Cannabis policy of the Donald Trump administration
President of the United States
The Donald Trump administration took positions against marijuana and against the easing of laws regarding marijuana. Although Trump indicated during his 2016 presidential campaign that he favored leaving the issue of legalization of marijuana to the states, his administration subsequently upheld the federal prohibition of cannabis, and Trump's 2021 fiscal budget proposal included removing protections for state medical marijuana laws. In 2018, the administration rescinded the 2013 Cole Memorandum, an Obama-era Justice Department policy that generally directed federal prosecutors not to pursue marijuana prosecutions in states where marijuana is legal as a matter of state law.
At a press conference in February 2017, White House Press Secretary Sean Spicer indicated that the federal government could pursue greater enforcement of federal anti-marijuana laws, with the U.S. Department of Justice under Trump "further looking into" states where recreational marijuana was legal as a matter of state law. Spicer distinguished between recreational marijuana use and medical marijuana use, suggesting that Trump "understands the pain and suffering that many people go through who are facing, especially terminal diseases, and the comfort that some of these drugs, including medical marijuana, can bring to them." Spicer stated that the administration believed there was a link between recreational marijuana use and opiate abuse, despite current studies that show the reverse and that marijuana use actually results in a lower incidence of opiate abuse.
Rescission of the Cole Memorandum and Obama-era non-interference policy
On January 4, 2018, Attorney General Jeff Sessions rescinded three Obama-era memos that had adopted a policy of non-interference with states that have legalized recreational marijuana, including the 2013 Cole Memorandum.
In April 2018, after U.S. Senator Cory Gardner (Republican of Colorado), threatened to block the appointment of 20 Justice Department nominees in response to the Cole Memorandum's rescission, Gardner said that he had made a deal with Trump in which the administration said it would uphold the rights of states to regulate cannabis within their associated jurisdictions and assured states with legalized cannabis that the rescission of the Cole Memo would not subject them to federal prosecutors.

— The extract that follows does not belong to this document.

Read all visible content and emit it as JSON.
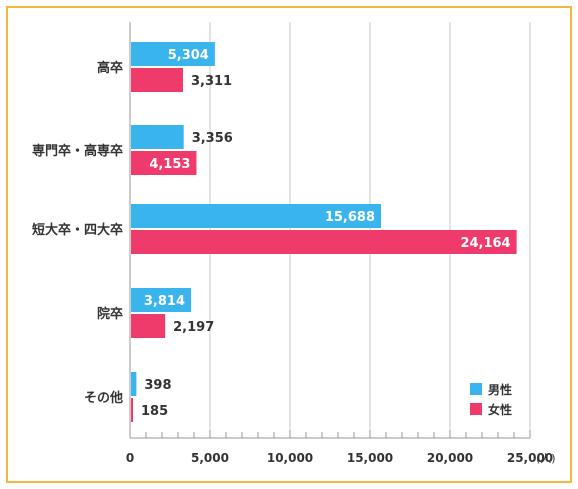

One of the first official statements on Trump administration's policies came in May 2017, when Trump, when signing 2017 omnibus appropriations bill, included a signing statement, said that his administration could ignore the Rohrabacher–Blumenauer amendment (formerly the Rohrabacher–Farr amendment), which prohibits the use of federal funds to prosecute persons for medical marijuana activities that are legal under applicable state law. Trump's signing statement suggested that the congressional limitation on spending authority did not legally bind him.
In June 2018, Trump stated that he would "probably" support the STATES Act, a bipartisan bill that would effectively end the federal prohibition on marijuana and leave the issue up to the states.
Response of the states
As of 2019[update], thirty-seven states have legalized marijuana for medical use. Alaska, California, Colorado, Illinois, Maine, Massachusetts, Nevada, Oregon, Vermont, Michigan, and Washington and the District of Columbia have legalized it for recreational use as well. In April 2017, the governors of Alaska, Colorado, Oregon and Washington sent a letter to the U.S. administration urging continuation of Federal policy under the Cole Memorandum.
In response to the February 2017 announced crackdown:
- Washington State Attorney General Bob Ferguson stated Washington will defend its marijuana laws: “I will resist any efforts by the Trump administration to undermine the will of the voters in Washington state,” Ferguson said in an interview. On February 15, Ferguson and Governor Jay Inslee sent a letter to U.S. Attorney General Jeff Sessions stating that illegal dealing in the State of Washington has been replaced with a tax-paying regulated industry, and the move has freed up law enforcement officers for other duties. Ferguson and Inslee's letter told Sessions that "Given the limited resources available for marijuana law enforcement, a return to 'full' prohibition’ is highly unlikely to end the illicit production, trafficking and consumption of marijuana."
- Nevada Senate Majority Leader Aaron D. Ford called on the state’s attorney general to "vigorously defend" the state's laws legalizing and taxing recreational marijuana. Ford saying that "Any action by the Trump administration would be an insult to Nevada voters and would pick the pockets of Nevada's students."
- U.S. Senator Ron Wyden of Oregon responded to the intended crackdown, by calling on the federal government to respect the decision of Oregon voters to legalize marijuana and saying that "the Trump administration is threatening states' rights, including the rights of one in five Americans who live in a state where marijuana is legal.” He stated he would ask the state to oppose federal government intrusion into the state.